Valerie Foushee - On race relations at Chapel Hill High School (clip)
Interviewed by Tracey Barrett on March 26, 2012
Valerie Foushee (VF): by the time we got through Phillips, my whole class, black and white, it was just a big friendship. We had come through a lot of those things that we went through when I was in seventh grade with boycotts at the high school that kind of like trickled down to the middle school, but we as a class, we were great. We were great. There were all kinds of relationships like the one I had. The guys who were on the athletic teams were great friends. The cheerleaders- after we got some black cheerleaders- they were all great friends, so it was like everybody liked everybody, and we like hung out together all over Chapel Hill, and so it really for a while it looked like Chapel Hill was this really utopian place.
Tracey Barrett (TB): And then y’all had to go to high school.
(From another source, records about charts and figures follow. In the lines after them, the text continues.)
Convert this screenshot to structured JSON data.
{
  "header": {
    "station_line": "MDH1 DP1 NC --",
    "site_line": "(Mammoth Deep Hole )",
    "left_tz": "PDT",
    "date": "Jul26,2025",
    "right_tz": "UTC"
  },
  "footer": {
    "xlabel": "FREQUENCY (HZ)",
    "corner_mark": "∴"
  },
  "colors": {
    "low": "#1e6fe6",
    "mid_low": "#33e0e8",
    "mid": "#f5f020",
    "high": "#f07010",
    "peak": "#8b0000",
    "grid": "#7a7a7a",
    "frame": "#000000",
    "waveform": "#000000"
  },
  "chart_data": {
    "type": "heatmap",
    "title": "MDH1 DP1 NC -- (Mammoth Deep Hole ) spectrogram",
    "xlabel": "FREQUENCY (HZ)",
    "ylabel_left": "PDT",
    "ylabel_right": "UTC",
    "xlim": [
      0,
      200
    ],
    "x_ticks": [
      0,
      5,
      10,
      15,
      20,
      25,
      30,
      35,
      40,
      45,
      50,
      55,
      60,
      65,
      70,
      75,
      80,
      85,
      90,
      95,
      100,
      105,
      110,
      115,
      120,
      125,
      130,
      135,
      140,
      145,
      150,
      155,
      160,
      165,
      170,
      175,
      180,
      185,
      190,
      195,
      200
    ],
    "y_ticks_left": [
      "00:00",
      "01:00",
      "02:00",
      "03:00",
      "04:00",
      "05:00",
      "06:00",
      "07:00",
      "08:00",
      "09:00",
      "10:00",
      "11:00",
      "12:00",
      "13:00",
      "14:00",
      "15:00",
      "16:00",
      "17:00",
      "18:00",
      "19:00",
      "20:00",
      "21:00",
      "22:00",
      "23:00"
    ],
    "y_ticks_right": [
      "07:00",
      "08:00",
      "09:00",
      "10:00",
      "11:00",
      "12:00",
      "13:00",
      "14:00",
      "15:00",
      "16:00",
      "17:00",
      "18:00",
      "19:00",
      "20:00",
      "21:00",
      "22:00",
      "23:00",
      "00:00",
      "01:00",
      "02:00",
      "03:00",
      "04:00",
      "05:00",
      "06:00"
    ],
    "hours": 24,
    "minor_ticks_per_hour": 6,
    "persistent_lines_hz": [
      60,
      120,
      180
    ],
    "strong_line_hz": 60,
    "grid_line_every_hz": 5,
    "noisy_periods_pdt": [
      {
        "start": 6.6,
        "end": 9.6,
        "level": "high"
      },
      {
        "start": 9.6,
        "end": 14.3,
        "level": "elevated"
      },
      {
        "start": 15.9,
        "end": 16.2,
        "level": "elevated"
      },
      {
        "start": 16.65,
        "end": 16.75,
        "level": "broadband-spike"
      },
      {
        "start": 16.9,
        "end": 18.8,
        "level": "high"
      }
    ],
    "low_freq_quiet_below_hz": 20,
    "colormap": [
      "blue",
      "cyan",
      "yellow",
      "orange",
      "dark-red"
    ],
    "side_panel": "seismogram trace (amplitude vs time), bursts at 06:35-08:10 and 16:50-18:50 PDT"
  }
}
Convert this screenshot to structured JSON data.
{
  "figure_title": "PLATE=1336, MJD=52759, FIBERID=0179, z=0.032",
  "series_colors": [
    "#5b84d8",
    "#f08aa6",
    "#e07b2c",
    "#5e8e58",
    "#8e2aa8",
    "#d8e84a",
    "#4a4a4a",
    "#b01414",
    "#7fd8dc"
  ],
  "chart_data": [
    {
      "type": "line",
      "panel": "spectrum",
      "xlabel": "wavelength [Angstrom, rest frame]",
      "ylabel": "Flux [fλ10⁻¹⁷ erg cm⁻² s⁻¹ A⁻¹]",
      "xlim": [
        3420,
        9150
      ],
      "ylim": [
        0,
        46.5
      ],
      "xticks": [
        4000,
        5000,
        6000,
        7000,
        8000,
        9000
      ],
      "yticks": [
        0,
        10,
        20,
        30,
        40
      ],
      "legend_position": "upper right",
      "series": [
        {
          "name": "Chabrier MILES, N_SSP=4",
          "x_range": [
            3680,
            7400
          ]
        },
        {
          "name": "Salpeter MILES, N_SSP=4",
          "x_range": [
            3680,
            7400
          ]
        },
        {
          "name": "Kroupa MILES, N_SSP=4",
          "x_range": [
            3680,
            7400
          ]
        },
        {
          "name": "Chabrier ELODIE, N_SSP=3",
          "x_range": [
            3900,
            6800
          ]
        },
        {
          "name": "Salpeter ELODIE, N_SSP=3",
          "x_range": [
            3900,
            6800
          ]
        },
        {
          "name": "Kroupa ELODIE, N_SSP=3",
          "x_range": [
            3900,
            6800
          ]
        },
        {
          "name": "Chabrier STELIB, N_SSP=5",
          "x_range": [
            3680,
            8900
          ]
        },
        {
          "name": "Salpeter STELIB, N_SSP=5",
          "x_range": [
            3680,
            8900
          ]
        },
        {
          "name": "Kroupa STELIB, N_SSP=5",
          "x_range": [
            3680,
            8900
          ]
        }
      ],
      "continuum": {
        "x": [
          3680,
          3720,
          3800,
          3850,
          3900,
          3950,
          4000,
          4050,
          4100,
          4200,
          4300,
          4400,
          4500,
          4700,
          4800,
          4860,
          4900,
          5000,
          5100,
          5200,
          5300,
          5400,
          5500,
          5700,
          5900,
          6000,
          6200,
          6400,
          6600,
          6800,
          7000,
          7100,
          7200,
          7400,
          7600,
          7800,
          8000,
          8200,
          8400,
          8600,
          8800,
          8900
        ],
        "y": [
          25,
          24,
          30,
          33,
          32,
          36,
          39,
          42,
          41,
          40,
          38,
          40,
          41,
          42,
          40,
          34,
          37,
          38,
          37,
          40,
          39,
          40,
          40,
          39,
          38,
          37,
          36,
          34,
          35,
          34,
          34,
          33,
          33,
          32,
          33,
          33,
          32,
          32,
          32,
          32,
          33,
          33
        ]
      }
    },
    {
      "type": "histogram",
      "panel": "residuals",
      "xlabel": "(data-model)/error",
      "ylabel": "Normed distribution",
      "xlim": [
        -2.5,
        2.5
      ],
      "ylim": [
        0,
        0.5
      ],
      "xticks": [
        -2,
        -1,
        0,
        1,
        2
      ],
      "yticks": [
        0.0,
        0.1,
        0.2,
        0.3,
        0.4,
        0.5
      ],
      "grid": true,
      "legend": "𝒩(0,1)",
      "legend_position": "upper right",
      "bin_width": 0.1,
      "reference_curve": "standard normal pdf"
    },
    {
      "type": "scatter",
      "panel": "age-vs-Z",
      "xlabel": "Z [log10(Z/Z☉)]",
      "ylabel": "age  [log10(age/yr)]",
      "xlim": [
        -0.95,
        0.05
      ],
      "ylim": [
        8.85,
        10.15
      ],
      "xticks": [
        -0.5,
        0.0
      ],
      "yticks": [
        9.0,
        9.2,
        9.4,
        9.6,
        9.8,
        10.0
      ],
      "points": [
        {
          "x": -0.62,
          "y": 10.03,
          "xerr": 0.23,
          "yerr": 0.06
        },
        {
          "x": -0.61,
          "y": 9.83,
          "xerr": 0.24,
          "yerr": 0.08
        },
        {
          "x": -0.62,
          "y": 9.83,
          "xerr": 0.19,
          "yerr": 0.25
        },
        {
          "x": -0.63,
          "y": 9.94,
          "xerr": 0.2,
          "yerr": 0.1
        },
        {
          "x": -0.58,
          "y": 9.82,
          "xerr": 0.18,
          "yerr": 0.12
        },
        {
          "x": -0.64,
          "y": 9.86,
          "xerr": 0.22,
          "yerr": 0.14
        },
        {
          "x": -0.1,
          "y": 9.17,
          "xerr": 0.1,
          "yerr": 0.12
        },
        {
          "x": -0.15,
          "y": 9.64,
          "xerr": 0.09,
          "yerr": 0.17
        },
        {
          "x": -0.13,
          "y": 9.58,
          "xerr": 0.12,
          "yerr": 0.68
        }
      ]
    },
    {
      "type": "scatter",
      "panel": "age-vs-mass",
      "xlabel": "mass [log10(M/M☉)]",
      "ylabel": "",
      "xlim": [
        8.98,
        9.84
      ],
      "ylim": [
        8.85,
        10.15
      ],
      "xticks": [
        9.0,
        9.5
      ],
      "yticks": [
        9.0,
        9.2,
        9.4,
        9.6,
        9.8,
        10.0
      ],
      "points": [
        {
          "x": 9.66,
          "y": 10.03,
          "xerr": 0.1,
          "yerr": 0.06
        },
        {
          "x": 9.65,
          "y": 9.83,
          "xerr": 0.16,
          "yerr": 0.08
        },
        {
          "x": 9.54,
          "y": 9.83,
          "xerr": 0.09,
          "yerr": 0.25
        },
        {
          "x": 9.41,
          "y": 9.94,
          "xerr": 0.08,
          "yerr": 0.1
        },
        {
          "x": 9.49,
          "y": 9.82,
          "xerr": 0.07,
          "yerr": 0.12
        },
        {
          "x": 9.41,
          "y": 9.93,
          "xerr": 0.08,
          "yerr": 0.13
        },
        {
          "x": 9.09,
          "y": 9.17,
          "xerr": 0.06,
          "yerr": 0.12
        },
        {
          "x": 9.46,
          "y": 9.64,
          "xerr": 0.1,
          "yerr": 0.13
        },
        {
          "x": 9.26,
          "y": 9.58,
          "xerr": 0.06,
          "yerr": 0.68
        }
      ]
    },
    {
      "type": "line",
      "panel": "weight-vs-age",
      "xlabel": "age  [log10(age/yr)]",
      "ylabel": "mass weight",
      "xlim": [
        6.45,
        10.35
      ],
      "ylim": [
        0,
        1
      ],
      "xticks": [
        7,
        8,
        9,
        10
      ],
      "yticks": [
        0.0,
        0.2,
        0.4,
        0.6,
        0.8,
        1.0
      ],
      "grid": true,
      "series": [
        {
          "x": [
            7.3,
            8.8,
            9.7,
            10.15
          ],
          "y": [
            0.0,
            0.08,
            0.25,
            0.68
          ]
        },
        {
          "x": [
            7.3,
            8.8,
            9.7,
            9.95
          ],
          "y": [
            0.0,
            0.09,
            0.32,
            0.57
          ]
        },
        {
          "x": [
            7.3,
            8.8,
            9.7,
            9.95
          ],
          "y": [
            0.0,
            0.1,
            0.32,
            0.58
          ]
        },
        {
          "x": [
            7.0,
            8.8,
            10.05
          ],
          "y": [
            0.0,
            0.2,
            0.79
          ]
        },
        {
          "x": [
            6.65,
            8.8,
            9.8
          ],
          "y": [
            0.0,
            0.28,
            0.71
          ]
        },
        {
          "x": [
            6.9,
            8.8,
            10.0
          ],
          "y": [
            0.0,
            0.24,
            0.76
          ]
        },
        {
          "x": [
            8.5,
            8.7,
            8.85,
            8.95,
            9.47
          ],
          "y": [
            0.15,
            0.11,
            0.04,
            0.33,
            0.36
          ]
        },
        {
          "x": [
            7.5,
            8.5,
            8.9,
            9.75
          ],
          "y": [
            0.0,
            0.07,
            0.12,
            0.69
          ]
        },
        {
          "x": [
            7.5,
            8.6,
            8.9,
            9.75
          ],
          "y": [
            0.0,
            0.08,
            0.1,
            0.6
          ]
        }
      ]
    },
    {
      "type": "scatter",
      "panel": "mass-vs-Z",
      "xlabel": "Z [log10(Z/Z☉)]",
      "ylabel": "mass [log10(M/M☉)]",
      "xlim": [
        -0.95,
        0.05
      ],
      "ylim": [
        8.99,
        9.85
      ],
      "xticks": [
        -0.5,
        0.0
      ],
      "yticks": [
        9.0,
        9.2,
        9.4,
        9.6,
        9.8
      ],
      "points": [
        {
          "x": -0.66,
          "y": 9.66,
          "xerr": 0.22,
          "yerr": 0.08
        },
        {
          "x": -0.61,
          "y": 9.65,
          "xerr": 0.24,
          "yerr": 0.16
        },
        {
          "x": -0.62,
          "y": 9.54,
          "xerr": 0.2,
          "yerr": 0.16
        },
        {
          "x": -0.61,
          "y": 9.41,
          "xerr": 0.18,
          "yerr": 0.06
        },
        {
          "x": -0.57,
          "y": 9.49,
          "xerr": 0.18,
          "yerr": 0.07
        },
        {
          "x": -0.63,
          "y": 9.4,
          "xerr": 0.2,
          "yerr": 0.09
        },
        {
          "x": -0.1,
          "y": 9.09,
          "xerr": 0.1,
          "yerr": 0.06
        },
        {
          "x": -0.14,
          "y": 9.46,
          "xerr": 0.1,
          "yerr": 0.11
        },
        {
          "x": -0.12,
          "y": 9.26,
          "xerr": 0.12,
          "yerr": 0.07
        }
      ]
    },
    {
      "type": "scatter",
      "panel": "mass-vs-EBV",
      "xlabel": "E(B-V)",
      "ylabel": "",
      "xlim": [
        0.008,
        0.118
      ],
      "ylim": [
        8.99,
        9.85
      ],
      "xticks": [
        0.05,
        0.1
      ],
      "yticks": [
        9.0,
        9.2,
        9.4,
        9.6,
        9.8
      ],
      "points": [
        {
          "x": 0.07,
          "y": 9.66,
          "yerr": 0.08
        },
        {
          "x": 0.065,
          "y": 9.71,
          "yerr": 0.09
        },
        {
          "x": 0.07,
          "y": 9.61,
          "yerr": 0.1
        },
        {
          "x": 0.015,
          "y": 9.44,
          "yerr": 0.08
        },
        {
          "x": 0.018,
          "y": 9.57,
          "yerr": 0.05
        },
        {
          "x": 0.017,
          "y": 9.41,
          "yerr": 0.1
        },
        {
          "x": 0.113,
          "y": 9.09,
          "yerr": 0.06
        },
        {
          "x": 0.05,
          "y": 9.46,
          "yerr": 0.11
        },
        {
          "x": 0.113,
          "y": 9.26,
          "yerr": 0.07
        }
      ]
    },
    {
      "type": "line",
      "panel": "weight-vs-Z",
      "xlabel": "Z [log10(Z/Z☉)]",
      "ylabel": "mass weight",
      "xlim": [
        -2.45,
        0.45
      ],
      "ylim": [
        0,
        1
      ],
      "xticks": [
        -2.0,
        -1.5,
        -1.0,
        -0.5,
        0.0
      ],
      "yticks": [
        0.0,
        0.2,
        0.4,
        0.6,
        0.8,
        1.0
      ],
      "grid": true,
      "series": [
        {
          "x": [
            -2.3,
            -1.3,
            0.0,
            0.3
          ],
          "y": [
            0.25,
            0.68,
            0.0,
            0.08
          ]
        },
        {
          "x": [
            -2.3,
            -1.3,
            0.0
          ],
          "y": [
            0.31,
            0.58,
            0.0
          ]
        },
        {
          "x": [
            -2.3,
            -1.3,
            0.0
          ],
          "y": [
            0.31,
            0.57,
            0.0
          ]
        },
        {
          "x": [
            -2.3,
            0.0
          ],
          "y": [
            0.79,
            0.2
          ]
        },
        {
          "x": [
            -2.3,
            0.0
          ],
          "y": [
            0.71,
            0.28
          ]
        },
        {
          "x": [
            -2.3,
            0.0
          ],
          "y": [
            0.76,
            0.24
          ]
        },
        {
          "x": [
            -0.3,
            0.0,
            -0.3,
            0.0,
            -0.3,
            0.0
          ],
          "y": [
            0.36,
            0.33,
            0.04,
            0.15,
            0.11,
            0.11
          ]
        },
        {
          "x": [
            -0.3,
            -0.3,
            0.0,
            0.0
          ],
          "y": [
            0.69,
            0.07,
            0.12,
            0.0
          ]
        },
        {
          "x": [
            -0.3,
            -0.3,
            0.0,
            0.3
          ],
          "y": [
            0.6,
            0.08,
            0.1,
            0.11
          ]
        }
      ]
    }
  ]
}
VF: Well for our class, it was the same.
TB: Ok.
VF: I was president of my senior class. I would not have become president of my senior class if white folk had not voted for me to be president of my senior class and all my black friends. I was president of my ninth grade class, because we had fostered those relationships in junior high. And so for a while it did seem like we, we got it in Chapel Hill, seriously. And so what happened between that time and the time my kids started to school here I don’t know, except for, people teach racism. Children aren’t born racist, and children aren’t born with racist attitudes, they learn them just like any environmental thing, you know, we are all products of our environment. That’s very sad to me, because I know how you can move from here, growing up in, well starting out in a segregated environment, and allowing things to change, and how that change evolves, and what the end result can be, and then there’s a period of time where everything is fine, and then it goes back to the beginning. That kind of regression is depressing.